Abitrigo's board chairman, Luiz Martins, did not have an estimate for the imports of wheat that Brazil is likely to make in 2009 from outside the Mercosur trade block, which includes Brazil, Argentina, Uruguay and Paraguay.
The agriculture ministry reported Brazil imported 400,000 tonnes of wheat from the United States and Canada through September this year. Argentina traditionally has supplied Brazil with more than 90 percent of its wheat imports in past years but drought and export restrictions have kept Brazil from repeating this trend recently. Brazil's annual wheat demand is just over 10 million tonnes.
Grain trade among Mercosur countries is exempt from a 10 percent common import tariff that other import origins are subject to. In past years when wheat supplies in the region were limited, the government has suspended the tariff. Paraguay and Uruguay have helped make up for some of the shortfall in wheat imports from Argentina in the past two years. But the same rains that have been hurting Brazil's wheat harvest outlook are hurting Paraguay's as well.
"With 2 million tonnes from Argentina, plus 5 million tonnes of output from Brazil - which makes 7 million tonnes, it will be necessary to buy 3 million from some other places," Martins told Reuters before the opening of the 16th International Congress on Wheat in Sao Paulo.
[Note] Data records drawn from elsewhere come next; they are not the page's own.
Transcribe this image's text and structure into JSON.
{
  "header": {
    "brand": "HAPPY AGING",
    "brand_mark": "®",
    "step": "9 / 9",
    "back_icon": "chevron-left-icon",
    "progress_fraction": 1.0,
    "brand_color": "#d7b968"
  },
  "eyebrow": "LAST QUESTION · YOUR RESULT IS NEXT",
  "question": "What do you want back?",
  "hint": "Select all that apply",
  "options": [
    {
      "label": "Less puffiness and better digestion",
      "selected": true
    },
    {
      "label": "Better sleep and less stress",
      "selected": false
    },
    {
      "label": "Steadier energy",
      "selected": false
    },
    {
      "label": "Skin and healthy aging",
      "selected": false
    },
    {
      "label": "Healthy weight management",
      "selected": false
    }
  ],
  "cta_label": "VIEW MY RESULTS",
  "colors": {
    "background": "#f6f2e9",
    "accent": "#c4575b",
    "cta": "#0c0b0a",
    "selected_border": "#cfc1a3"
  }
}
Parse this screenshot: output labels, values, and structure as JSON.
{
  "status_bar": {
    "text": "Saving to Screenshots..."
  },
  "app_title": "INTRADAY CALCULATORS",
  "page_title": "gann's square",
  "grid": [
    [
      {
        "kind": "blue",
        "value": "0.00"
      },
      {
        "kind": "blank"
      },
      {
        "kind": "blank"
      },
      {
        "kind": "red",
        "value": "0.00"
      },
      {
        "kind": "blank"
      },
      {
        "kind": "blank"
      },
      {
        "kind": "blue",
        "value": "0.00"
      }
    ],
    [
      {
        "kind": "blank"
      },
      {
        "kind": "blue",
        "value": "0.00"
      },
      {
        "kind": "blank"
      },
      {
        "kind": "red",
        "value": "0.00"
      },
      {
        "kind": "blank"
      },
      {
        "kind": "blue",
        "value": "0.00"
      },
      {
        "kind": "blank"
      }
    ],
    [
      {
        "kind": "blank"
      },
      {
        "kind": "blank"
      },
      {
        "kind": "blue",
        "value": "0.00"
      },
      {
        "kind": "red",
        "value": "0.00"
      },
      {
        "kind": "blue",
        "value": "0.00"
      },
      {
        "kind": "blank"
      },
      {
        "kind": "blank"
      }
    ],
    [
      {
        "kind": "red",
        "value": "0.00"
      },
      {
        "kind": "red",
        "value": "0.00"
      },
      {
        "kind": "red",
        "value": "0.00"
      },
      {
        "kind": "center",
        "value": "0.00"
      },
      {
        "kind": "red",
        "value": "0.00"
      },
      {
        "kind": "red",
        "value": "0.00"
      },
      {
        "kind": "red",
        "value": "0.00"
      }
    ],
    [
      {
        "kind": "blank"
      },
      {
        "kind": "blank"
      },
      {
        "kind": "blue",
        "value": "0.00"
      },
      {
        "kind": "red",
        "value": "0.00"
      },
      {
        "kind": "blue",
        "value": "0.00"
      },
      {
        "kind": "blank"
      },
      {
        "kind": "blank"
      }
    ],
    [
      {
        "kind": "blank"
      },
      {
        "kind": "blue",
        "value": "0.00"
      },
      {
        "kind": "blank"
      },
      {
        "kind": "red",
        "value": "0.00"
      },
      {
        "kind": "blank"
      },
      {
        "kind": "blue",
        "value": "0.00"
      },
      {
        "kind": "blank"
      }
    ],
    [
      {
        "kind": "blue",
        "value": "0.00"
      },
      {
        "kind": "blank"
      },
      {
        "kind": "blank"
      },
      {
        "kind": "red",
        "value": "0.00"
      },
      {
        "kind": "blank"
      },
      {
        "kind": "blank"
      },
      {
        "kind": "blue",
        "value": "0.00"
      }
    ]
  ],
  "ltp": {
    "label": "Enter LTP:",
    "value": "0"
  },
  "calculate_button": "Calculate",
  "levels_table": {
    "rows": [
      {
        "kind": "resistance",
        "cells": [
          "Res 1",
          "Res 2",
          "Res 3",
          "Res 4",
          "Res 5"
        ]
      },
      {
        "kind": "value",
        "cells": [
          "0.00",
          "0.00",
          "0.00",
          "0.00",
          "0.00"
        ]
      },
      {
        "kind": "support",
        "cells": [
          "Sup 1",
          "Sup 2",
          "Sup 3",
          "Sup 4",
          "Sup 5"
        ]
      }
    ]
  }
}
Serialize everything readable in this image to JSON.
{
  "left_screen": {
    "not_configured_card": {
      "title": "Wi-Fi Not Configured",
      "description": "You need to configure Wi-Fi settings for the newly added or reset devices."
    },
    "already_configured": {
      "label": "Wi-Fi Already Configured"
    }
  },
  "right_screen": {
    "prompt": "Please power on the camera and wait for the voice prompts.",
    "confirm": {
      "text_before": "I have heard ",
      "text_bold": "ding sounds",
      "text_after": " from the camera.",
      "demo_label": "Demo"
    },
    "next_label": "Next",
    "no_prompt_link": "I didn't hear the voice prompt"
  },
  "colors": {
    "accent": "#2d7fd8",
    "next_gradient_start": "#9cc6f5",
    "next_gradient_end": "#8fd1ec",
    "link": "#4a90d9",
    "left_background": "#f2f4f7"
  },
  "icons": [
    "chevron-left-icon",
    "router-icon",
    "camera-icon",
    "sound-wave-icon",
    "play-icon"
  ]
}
These numbers may be turn out to be optimistic, depending on the final impact of the rainy weather that has been plaguing Brazil's harvest which is now peaking in the south. Martins said it was not possible to put a number on the losses to the domestic wheat crop to rain yet but added that there was a clear drop in quality which would transform large amounts of wheat for human consumption into animal feed.